In Dielmo, we are aware of the need that many of our customers have to increase the speed in the processing of their LiDAR data, because increasingly, the data collected for analysis and presentation of results, have larger sizes and the required delivery times are increasingly smaller.
That is why, sometimes, the processing of these data is not agile and delivery times are not operational.
For example, for obtaining results in the analysis of hazardous vegetation near power lines from LiDAR data, we have very short delivery times and after the classification of the point cloud, we usually have two or three days to perform the calculations and make a quality control of the results, so the calculation time must be reduced as much as possible.
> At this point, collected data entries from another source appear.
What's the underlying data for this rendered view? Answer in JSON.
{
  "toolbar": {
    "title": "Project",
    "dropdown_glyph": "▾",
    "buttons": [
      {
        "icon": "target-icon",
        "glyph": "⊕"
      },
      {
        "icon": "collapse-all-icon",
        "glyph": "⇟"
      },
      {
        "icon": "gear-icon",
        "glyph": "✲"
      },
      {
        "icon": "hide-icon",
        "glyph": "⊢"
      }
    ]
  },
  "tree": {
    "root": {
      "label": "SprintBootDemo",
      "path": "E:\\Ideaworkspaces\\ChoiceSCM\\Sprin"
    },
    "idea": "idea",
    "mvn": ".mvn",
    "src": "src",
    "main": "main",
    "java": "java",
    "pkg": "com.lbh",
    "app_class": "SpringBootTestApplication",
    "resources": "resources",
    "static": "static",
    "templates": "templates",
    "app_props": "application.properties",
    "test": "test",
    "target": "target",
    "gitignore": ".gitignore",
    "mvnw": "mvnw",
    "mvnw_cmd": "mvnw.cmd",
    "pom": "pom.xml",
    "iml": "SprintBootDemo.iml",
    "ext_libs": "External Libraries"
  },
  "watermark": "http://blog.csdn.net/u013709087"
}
That is why, in this industry where the data to be processed has increasingly larger sizes and tighter turnaround times, applying new supercomputing techniques for LiDAR data processing is a necessity.
In response, Dielmo launched its internal R&D project:
Development of parallelized computing algorithms to increase computational speed in BIG DATA processing on its local network.
Main objectives
Understanding the challenge
The technological challenge was, and still is, one of the most important in the area of geospatial BIG DATA processing.
With the appearance of new sensors for massive LiDAR data capture such as the Geiger-Mode, developed by Harris, or the single photon LiDAR from Leica, which allow a LiDAR data capture 10 times faster and 10 times denser, the natural cyclical evolution of our industry goes through 3 phases:
- Develop data collection systems that allow a higher volume of capture.
- Work on the variety of information assets collected that comes as a result of the increase in data volume.
- Work on improving the speed of processing this data.
Looking for solutions
With this project, Dielmo aimed to provide a solution to the third step, thus finding a scalable improvement in the speed at which we processed our data.
It is a necessary advance worldwide, since currently, there is no API for the treatment, management and presentation of specific results of LiDAR data, with a BackEnd that controls the prioritization of the work queues and that allows the integral management of the data processing.
With this in mind, the projects’ objectives have focused on finding answers to the following questions:
- How to improve task queuing.
- How to change priorities or remove tasks from the running queue.
- How to communicate to consumers the tasks to be performed.
- How to improve the monitoring of running tasks.
- How to develop calculation algorithms under the SPMD (Single Program, Multiple Data) paradigm to increase the calculation speed in the processing of BIG DATA within the company’s local network.
Unlimited scalability
This project also aims to achieve unlimited scalability thanks to the in-house development of the algorithms. This way we have no software license limitations, we could simply add more hardware in case we need more processing power.